Neste prefácio, Proença assume que o Guia não pretende ser "um bonzo doméstico" para "o fútil destino de ornamentar as estantes e os móveis das saletas". Pretende-se, antes, "um companheiro de viagem (...), pronto a ser consultado a cada momento". Nesse sentido tem vantagem em ser um livro portátil. Seixas da Costa assinala que "do texto transparece já, todavia, uma amargura profunda em Proença, sintoma do seu destino político e pessoal trágico, depois de ter combatido com armas o novo regime, que o levaria ao exílio em Paris, onde viveu alguns anos em condições de enorme dificuldade, em St. Germais-en-Auxerrois".

Mata do Bussaco

Mata do Bussaco

Ana Baião

O terceiro volume é publicado apenas em 1944, em plena ditadura salazarista, e versa a "Beira Litoral, Beira Baixa e Beira Alta". Tem ainda o carimbo da Biblioteca Nacional, mas Raul Proença já morrera três anos antes, no Porto, no Hospital Conde de Ferreira, onde chegara com uma saúde muito débil. Júlio Dantas, iInspetor Superior das Bibliotecas e Arquivos, colaborador da obra desde o início, terá tido um papel crucial na publicação, bem como o diretor da Biblioteca, tenente coronel Costa Veiga. O escritor e pensador Sant'anna Dionísio aparece como novo coordenador, situação em que se manterá até o final do projeto. É um volume que inclui ainda textos de Egas Moniz, Eugénio de Castro, Ferreira de Castro, João de Barros, Raul Brandão, Tomaz da Fonseca e Vitorino Nemésio. 
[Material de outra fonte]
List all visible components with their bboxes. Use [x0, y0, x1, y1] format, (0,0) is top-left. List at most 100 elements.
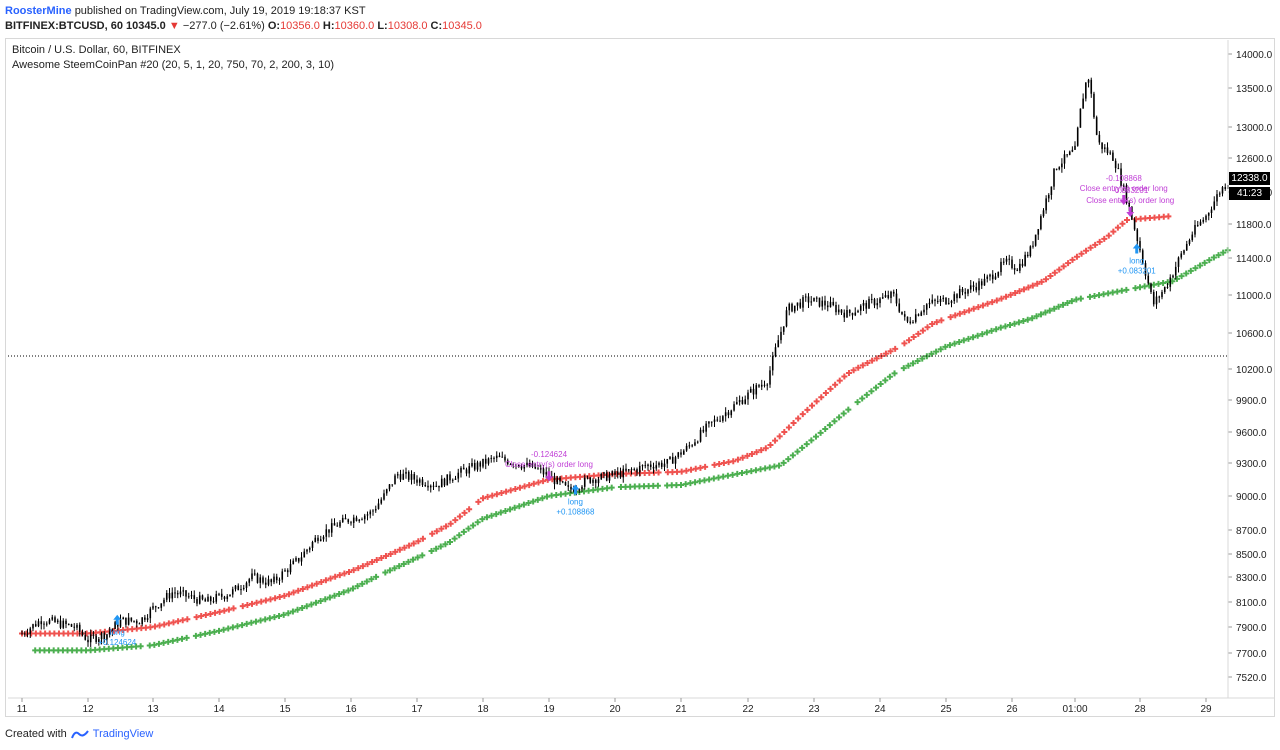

Os quarto e quinto volumes são já da responsabilidade da Fundação Calouste Gulbenkian, cujo então presidente, Azeredo Perdigão, fora amigo pessoal de Raul Proença e participara também na "Seara Nova". Surgem, porém, vinte anos depois da publicação do terceiro volume. É só em 1964 e 1965 que são divulgados os dois volumes relativos a "Entre Douro e Minho", um sobre o Douro Litoral, o outro sobre o Minho. Em 1969 e 1970 são editados os volumes sobre "Trás-os-Montes e Alto Douro", um sobre "Vila Real, Chaves e Barroso", o outro sobre "Lamego, Bragança e Miranda". Após uma diminuição de qualidade dos textos no quarto volume, este último volta a contar com nomes de peso, como Miguel Torga, João Sarmento Pimentel ou Ribeiro de Carvalho.

Terreiro do Paço (Lisboa)

Terreiro do Paço (Lisboa)

Ana Baião

Raul Proença propunha uma viagem singular, rigorosa e informada ao património material, paisagístico e histórico das cidades, vilas e aldeias de Portugal. Lê-lo agora é como que uma aliciante peregrinação a um tempo outro, onde reconheceremos as marcas de uma existência perdida, e onde conviveremos com a memória do que tendo sido e proporcionado um conjunto de sensações e imagens, é agora fator de novas vivências. Porque os tempos mudam. Porque Portugal, sendo o mesmo, é já outro.